Outcomes the students accomplished:

  • Utilize Hands-on Learning with an emphasis on doing, not looking
  • Recognize environment as key; students participate in a room with art supplies, nuts and bolts, electrical wires, software—a real maker-space
  • Incorporate authentic integration of content where learners identify, define, and create work that utilizes commonalities between disciplines.
  • Extend Project-Based learning to real Design Problems
  • Assess Mastery through using authentic materials, processes, products, and presentations students learn both individually and cooperatively on projects. Students learn through constant exhibit walks to view other’s solutions to design problems and show/analyze their work through completing rubrics on individual projects.

Assessment:

Each student took the NNAT (Naglieri 2) test of visual/spatial ability.  These were shared with district coordinators.

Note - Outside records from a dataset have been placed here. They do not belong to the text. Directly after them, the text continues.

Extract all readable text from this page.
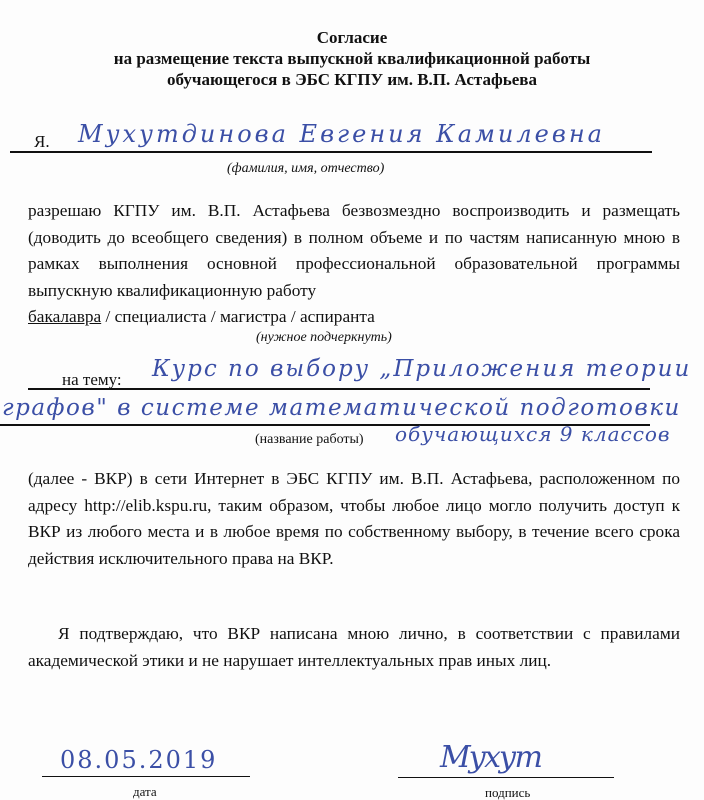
Согласие
на размещение текста выпускной квалификационной работы
обучающегося в ЭБС КГПУ им. В.П. Астафьева
Я. Мухутдинова Евгения Камилевна
(фамилия, имя, отчество)
разрешаю КГПУ им. В.П. Астафьева безвозмездно воспроизводить и размещать (доводить до всеобщего сведения) в полном объеме и по частям написанную мною в рамках выполнения основной профессиональной образовательной программы выпускную квалификационную работу
бакалавра / специалиста / магистра / аспиранта
(нужное подчеркнуть)
на тему: Курс по выбору „Приложения теории
графов" в системе математической подготовки
(название работы) обучающихся 9 классов
(далее - ВКР) в сети Интернет в ЭБС КГПУ им. В.П. Астафьева, расположенном по адресу http://elib.kspu.ru, таким образом, чтобы любое лицо могло получить доступ к ВКР из любого места и в любое время по собственному выбору, в течение всего срока действия исключительного права на ВКР.
Я подтверждаю, что ВКР написана мною лично, в соответствии с правилами академической этики и не нарушает интеллектуальных прав иных лиц.
08.05.2019
дата
Мухут
подпись
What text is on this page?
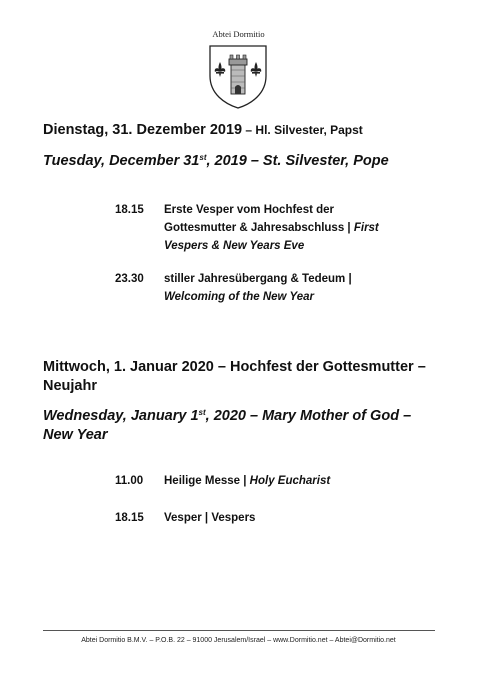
Abtei Dormitio
Dienstag, 31. Dezember 2019 – Hl. Silvester, Papst
Tuesday, December 31st, 2019 – St. Silvester, Pope
18.15	Erste Vesper vom Hochfest der Gottesmutter & Jahresabschluss | First Vespers & New Years Eve
23.30	stiller Jahresübergang & Tedeum | Welcoming of the New Year
Mittwoch, 1. Januar 2020 – Hochfest der Gottesmutter – Neujahr
Wednesday, January 1st, 2020 – Mary Mother of God – New Year
11.00	Heilige Messe | Holy Eucharist
18.15	Vesper | Vespers
Abtei Dormitio B.M.V. – P.O.B. 22 – 91000 Jerusalem/Israel – www.Dormitio.net – Abtei@Dormitio.net
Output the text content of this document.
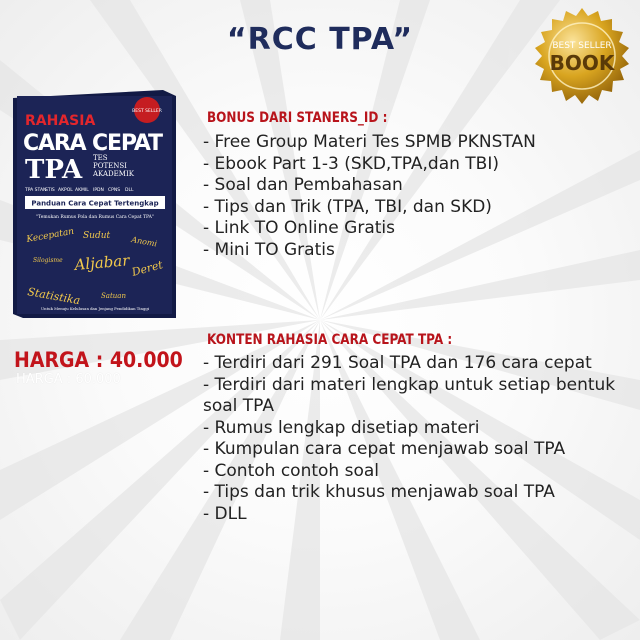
“RCC TPA”	BEST SELLER
BOOK
RAHASIA
BEST SELLER
CARA CEPAT
TPA TES
POTENSI
AKADEMIK
TPA STAN
STIS AKPOL AKMIL IPDN CPNS DLL
Panduan Cara Cepat Tertengkap
"Temukan Rumus Pola dan Rumus Cara Cepat TPA"
Kecepatan Sudut	Anomi
Silogisme Aljabar Deret
Statistika	Satuan
Untuk Menuju Kelulusan dan Jenjang Pendidikan Tinggi
HARGA : 40.000
HARGA : 60.000
BONUS DARI STANERS_ID :
- Free Group Materi Tes SPMB PKNSTAN
- Ebook Part 1-3 (SKD,TPA,dan TBI)
- Soal dan Pembahasan
- Tips dan Trik (TPA, TBI, dan SKD)
- Link TO Online Gratis
- Mini TO Gratis
KONTEN RAHASIA CARA CEPAT TPA :
- Terdiri dari 291 Soal TPA dan 176 cara cepat
- Terdiri dari materi lengkap untuk setiap bentuk soal TPA
- Rumus lengkap disetiap materi
- Kumpulan cara cepat menjawab soal TPA
- Contoh contoh soal
- Tips dan trik khusus menjawab soal TPA
- DLL
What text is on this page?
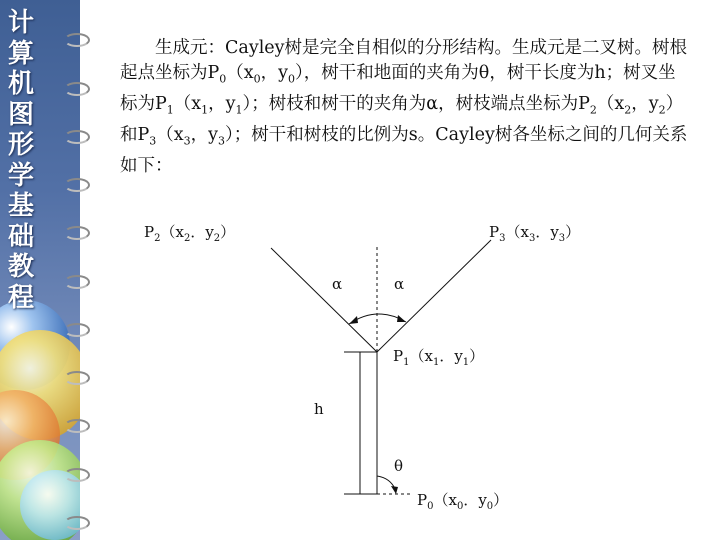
计
算
机
图
形
学
基
础
教
程

　　生成元：Cayley树是完全自相似的分形结构。生成元是二叉树。树根起点坐标为$P_0(x_0$，$y_0$），树干和地面的夹角为θ，树干长度为h；树叉坐标为$P_1(x_1$，$y_1$）；树枝和树干的夹角为α，树枝端点坐标为$P_2(x_2$，$y_2$）和$P_3(x_3$，$y_3$）；树干和树枝的比例为s。Cayley树各坐标之间的几何关系如下：

$P_2(x_2$．$y_2$）	$P_3(x_3$．$y_3$）
α	α
$P_1(x_1$．$y_1$）
h
θ
$P_0(x_0$．$y_0$）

At the conclusion of the project, students responded to questions related to the identified Standards:

Future Design Academy 2018 succeeded beyond our expectations, mainly because we examined our prior experience, surveyed those involved concerning ways we might improve the program, and carried out our intentions.

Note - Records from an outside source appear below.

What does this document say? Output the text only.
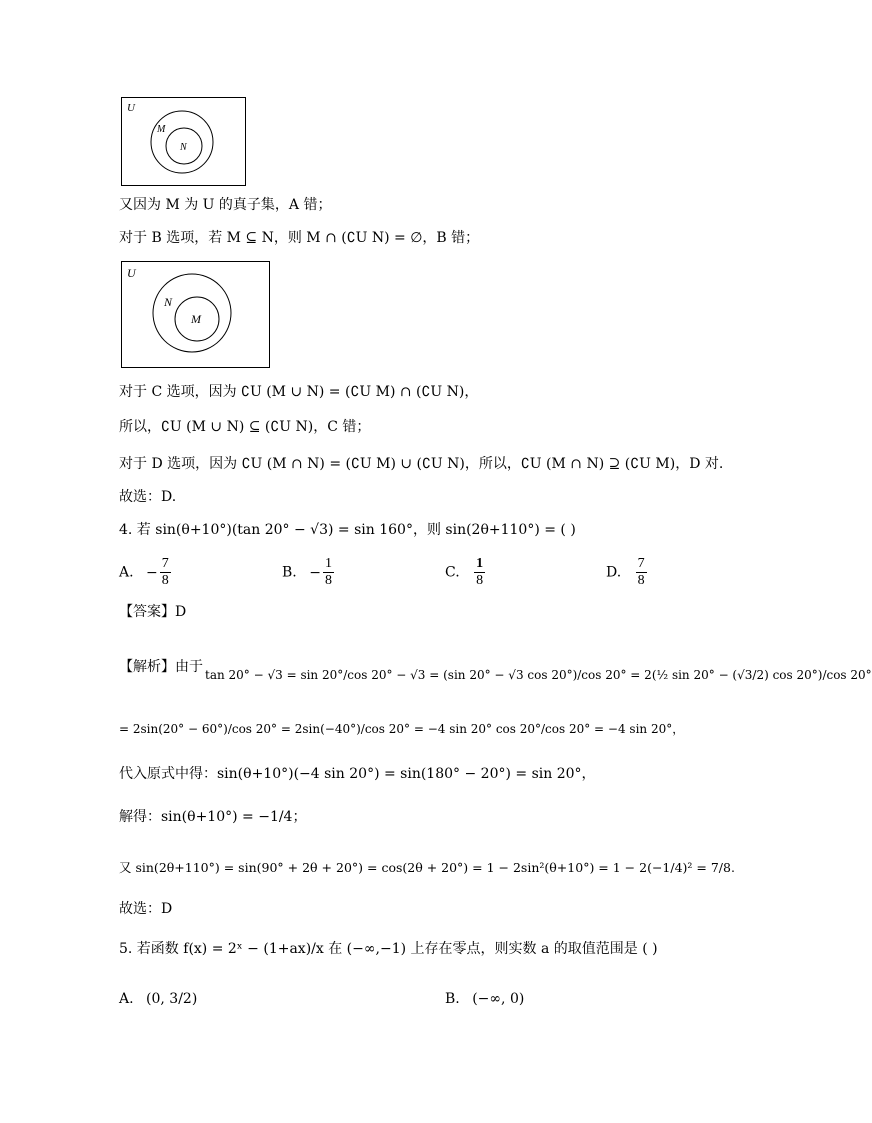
U
M
N
又因为 M 为 U 的真子集，A 错；
对于 B 选项，若 M ⊆ N，则 M ∩ (∁U N) = ∅，B 错；
U
N
M
对于 C 选项，因为 ∁U (M ∪ N) = (∁U M) ∩ (∁U N)，
所以，∁U (M ∪ N) ⊆ (∁U N)，C 错；
对于 D 选项，因为 ∁U (M ∩ N) = (∁U M) ∪ (∁U N)，所以，∁U (M ∩ N) ⊇ (∁U M)，D 对.
故选：D.
4. 若 sin(θ+10°)(tan 20° − √3) = sin 160°，则 sin(2θ+110°) = ( )
A. − $\frac{7}{8}$	B. − $\frac{1}{8}$	C. $\frac{1}{8}$	D. $\frac{7}{8}$
【答案】D
【解析】由于 tan 20° − √3 = sin 20°/cos 20° − √3 = (sin 20° − √3 cos 20°)/cos 20° = 2(½ sin 20° − (√3/2) cos 20°)/cos 20°
= 2sin(20° − 60°)/cos 20° = 2sin(−40°)/cos 20° = −4 sin 20° cos 20°/cos 20° = −4 sin 20°，
代入原式中得：sin(θ+10°)(−4 sin 20°) = sin(180° − 20°) = sin 20°，
解得：sin(θ+10°) = −1/4；
又 sin(2θ+110°) = sin(90° + 2θ + 20°) = cos(2θ + 20°) = 1 − 2sin²(θ+10°) = 1 − 2(−1/4)² = 7/8.
故选：D
5. 若函数 f(x) = 2ˣ − (1+ax)/x 在 (−∞,−1) 上存在零点，则实数 a 的取值范围是 ( )
A. (0, 3/2)	B. (−∞, 0)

For example, by adding one day to the program students were more successful in the Logo project. Students spent two days designing personal logos on the computer program, Tinker cad, which could directly be printed on the 3d printer owned by Reuseum.  Last year, our students did not understand fully the 3d nature of the computer design and their logos were not successful.  I was most pleased to watch Glen, our Reuseum instructor, grow in his ability to teach children how to solve their own problems. Finally, we watched the children become more involved as individual groups within the group through various challenges and finally the automaton project.  Rather than creating individual machines that had no connection, the students worked together to tell a simplified Greek myth.  Each participant took the beginning, middle, or end of the story—and it was rewarding to watch students help one another, sometimes through designing characters that looked alike on each of their automata or finding unlikely materials to design puppets that revealed their actions in each story.  Students also worked well in the final project through helping one another, at times through designing a stopping device to make their cams work as they wanted—and sharing some of their inventions.

Impact

Last year, we used funds to create a video in which participants were interviewed—but this year we did not produce an actual video.  Student response to attending the program was overwhelmingly positive.  We had superior participation and students saying “I wish Future Design Academy were every day!”  Our documentation of just a portion of their fine work is attached in the form of photos that were taken by our teacher assistant.  She took nearly a thousand photos, and the selected ones are representative of most of the projects the students completed.

Reflection

As I will retire soon, the project would continue via my successor.  I would advise that person to look through the files of all the materials and use/revise anything as he/she sees appropriate.  We have kept a collection of lessons, paperwork required by each participant, and weekly newsletters. I would suggest that districts revolve, with any district having participated for two years taking off a year—however, not all districts are able to commit to this project.  Districts are responsible to deliver and pick up their participants.  Sometimes this involves going to several schools and dropping off at various locations.  I have used my contacts in the gifted community to garner interest.  With the expansion of the Reuseum classroom, perhaps 12-14 students could attend each session.  Our location at Reuseum has been a key to success, as it inspires children to invent, design, and create.  Mostly, I would keep the age group similar, as grades 4-6 work perfectly together on a project such as this.